The most important goal in developing a new medicine for the treatment of CDI is to prevent recurrent disease by providing a sustained cure. MGB-BP-3 achieves this goal by its unique rapid bactericidal activity, a feature shared by no other treatment available. Recurrence is unacceptably high with current bacteriostatic treatments, occurring in up to one third of patients treated. As in its Phase I study, MGB-BP-3 showed an excellent safety and tolerability profile with no serious adverse events reported in either study.

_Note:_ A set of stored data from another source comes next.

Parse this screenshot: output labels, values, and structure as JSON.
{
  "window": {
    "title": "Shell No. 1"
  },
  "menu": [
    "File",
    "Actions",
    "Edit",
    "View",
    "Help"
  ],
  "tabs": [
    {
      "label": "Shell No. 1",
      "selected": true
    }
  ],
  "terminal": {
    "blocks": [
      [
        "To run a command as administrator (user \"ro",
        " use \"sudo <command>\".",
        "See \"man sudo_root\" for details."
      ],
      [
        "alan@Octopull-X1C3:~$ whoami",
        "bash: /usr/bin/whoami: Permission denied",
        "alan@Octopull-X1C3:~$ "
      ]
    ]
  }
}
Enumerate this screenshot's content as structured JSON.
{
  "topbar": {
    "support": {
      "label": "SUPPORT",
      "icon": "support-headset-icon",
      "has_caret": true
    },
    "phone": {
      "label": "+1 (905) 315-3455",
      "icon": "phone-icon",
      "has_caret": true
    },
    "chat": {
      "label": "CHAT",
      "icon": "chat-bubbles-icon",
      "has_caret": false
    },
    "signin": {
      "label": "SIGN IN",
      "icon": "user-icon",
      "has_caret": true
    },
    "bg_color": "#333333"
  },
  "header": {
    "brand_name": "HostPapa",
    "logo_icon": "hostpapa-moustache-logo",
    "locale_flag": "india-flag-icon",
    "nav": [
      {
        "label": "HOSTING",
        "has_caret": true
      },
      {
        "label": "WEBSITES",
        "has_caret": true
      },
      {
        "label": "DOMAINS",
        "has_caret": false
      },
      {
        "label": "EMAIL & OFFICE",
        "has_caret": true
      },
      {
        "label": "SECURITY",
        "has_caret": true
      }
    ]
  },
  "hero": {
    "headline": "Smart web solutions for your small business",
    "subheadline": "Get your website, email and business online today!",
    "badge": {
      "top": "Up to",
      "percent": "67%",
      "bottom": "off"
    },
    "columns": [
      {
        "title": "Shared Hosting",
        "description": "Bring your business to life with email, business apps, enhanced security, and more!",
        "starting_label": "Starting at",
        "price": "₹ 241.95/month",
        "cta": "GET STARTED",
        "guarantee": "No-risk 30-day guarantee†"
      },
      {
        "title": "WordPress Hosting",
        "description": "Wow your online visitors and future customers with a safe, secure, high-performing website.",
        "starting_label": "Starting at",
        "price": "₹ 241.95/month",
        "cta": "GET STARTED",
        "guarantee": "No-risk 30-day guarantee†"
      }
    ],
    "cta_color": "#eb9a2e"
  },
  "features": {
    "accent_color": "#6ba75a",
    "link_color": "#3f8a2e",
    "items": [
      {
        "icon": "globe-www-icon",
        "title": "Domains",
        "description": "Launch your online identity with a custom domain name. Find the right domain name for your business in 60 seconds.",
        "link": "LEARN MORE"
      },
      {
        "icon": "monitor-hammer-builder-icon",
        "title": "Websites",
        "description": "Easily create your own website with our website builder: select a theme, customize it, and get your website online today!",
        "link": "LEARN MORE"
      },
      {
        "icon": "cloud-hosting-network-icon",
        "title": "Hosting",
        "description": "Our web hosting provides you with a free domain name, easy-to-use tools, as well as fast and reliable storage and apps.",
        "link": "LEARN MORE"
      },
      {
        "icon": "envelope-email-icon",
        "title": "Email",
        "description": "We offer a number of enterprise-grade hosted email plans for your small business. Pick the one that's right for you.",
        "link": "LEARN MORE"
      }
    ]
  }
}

MGB-BP-3 kills C. difficile in the gut very quickly and is persistent enough to prevent sporulation, which leads to disease recurrence. These effects are even shown against the highly virulent strain known as BI/NAP1/027, which is essentially resistant to currently available therapy.

Dr Miroslav Ravic, CEO of MGB Biopharma, said: “We are delighted to have succeeded in meeting our endpoints in this Phase II trial, which is a significant milestone for MGB Biopharma.

“This study managed to identify a dose that provides a fine balance between maximal killing effects against C.difficile, whilst having a minimal effect on the remaining normal gut flora. This results in a very high initial cure rate and prevention of disease recurrence.

“As the recent COVID-19 pandemic has demonstrated, the world urgently needs new anti-infective treatments so we can be better prepared for new threats. MGB-BP-3 would bring a new, vastly improved paradigm to the treatment of CDI, which would reduce the morbidity and mortality caused by this dreadful infection.”